Bobby Fischer: o louco elo entre Argentina e Islândia
Tales Torraga
Nada de futebol, nada de bola, nada de Copa do Mundo.
Fama da Islândia no esporte? Só no xadrez.
Tudo porque a Islândia foi o lar escolhido pelo genial americano Bobby Fischer.
Mas para contar esta história precisamos pousar na Argentina, outra pátria que adotou Fischer como um legítimo hijo seu.
Para os mais novos ou não tão chegados em xadrez: Robert James Fischer foi mais que um jogador, e sim um símbolo do embate americano-soviético na Guerra Fria.
Aos 6 anos, ganhou o primeiro tabuleiro. Aos 14, já era campeão absoluto dos EUA.
Nesta época – 1959, com 16 -, desembarcou em Buenos Aires pela primeira vez.
Amou a cidade. Seu temperamento instável e seus delírios encontraram ressonância portenha. Fischer era mais portenho que os próprios portenhos. Obsessivo e brilhante. E uma pessoa com hábitos tão peculiares como aparecer, sem avisar, na redação do jornal ''La Crónica'' simplesmente porque o lia.
(E de onde saía sem se despedir, por supuesto.)
¡Que personaje!
Fischer esteve em outras cidades argentinas como Mar del Plata e Córdoba, mas respirou Buenos Aires outras três vezes, provando seu amor pela capital.
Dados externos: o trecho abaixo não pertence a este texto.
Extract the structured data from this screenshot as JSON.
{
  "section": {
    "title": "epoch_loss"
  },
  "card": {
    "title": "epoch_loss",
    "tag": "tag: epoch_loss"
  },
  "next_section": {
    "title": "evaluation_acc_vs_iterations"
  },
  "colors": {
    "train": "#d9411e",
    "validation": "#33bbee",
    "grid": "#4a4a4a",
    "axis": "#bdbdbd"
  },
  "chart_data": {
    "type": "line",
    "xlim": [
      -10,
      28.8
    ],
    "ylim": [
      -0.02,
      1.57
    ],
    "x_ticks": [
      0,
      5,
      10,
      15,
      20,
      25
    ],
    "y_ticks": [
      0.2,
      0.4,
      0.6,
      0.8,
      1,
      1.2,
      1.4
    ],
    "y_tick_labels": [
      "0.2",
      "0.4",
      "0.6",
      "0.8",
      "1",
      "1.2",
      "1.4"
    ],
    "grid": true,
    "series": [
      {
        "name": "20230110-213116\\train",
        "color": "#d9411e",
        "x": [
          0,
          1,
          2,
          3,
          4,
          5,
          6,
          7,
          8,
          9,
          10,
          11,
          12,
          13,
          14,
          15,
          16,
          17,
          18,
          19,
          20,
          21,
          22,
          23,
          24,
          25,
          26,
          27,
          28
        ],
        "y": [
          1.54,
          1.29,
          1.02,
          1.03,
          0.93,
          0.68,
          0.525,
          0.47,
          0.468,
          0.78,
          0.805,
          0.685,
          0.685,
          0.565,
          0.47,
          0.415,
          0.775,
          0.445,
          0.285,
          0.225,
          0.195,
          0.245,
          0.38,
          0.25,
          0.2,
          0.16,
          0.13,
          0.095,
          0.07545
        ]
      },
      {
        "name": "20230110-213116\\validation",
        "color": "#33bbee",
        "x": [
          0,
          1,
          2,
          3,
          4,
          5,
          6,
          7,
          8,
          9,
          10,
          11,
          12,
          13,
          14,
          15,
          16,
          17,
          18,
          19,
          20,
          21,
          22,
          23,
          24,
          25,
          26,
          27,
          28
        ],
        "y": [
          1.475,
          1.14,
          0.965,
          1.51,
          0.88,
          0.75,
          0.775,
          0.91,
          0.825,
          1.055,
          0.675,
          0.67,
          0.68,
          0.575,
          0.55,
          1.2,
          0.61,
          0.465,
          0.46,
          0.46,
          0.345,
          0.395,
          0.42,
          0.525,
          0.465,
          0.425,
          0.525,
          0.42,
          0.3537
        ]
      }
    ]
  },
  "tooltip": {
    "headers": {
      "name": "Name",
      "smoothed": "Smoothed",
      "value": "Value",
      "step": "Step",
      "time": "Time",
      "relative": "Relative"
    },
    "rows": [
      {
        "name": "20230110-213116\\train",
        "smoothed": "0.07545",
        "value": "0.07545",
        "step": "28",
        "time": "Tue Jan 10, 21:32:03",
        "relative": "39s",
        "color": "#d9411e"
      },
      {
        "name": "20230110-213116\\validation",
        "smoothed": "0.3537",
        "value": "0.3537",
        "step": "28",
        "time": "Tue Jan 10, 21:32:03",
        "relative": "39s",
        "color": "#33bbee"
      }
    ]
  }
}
Esta frequência de visitas de Fischer a único lugar foi bastante incomum. Dizia abertamente não gostar de adultos – apenas do xadrez, dos animais e das crianças.
Bobby teve tudo isso em terras portenhas em 1969, 1971 e 1996 – a última, para jogar um match de seu xadrez aleatório no qual as peças saíam de posições diferentes das comuns. O dinheiro não apareceu. E Fischer disse adeus.
Sua mais famosa passagem por Buenos Aires foi a de 1971, quando se classificou para enfrentar o então campeão do mundo, o soviético Boris Spassky.
O Torneio de Candidatos, seletiva que designava o desafiante ao trono, ocorreu no Teatro San Martín, a quatro quadras do Obelisco, em uma avenida Corrientes que parava para torcer para Fischer destruir o também soviético Tigran Petrosian.
Bobby retribuía o carinho à sua maneira: devorando pizzas, batatas fritas e bifes (sempre com a mão) e percorrendo as muitas livrarias atrás de obras de xadrez.
Ia, encontrava o que gostava e saía sem pagar ou dizer nada. Tinha horror à imprensa. Uma das mais comentadas matérias de sua passagem está na revista ''Gente'', aqui. Tenta entender as razões que levavam, por exemplo, Fischer a carregar, dos EUA à Argentina, sua própria televisão para ver lutas de boxe.
Em 1972, Fischer desembarcou na capital da Islândia, Reykjavik, para o Match do Século contra Spassky, um dos eventos dos mais transcendentes da história.
Venceu o duelo de 21 partidas entre julho e agosto daquele ano e tornou-se o herói americano no simulacro do embate entre os Estados Unidos e a União Soviética.
Enfim campeão mundial, Fischer caminhou para um perigoso ostracismo que o jogou na loucura e o fez sofrer. Recusou-se a defender a coroa, passada por abandono a Anatoly Karpov.
Viveu sentindo-se perseguido.
Só saía para caminhar disfarçado e de madrugada. Numa deles, foi confundido com um assaltante e acabou preso e torturado.
Reapareceu em 1992 para novo match contra Spassky, desta vez na Iugoslávia. Violou sanções dos Estados Unidos e voltou a sumir. Foi reencontrado no Japão em 2004 para logo depois ser preso por usar passaporte inválido.
No ano seguinte, abriu mão da cidadania americana. Decidiu viver na Islândia.
Sua vida dedicada única e exclusivamente ao xadrez terminou em janeiro de 2008, aos 64 – o exato número de casas do tabuleiro.
Fischer hoje está enterrado em Selfoss, a 60 quilômetros da Reykjavik que ofereceu a paz, a reclusão e o silêncio que tanto buscou.
O silêncio deste sábado será interrompido pelo futebol. Por uma boa razão.
Fischer certamente pensaria assim. Milhares diante de TV.
E ninguém para atrapalhar sua eterna busca pela perfeição no tabuleiro.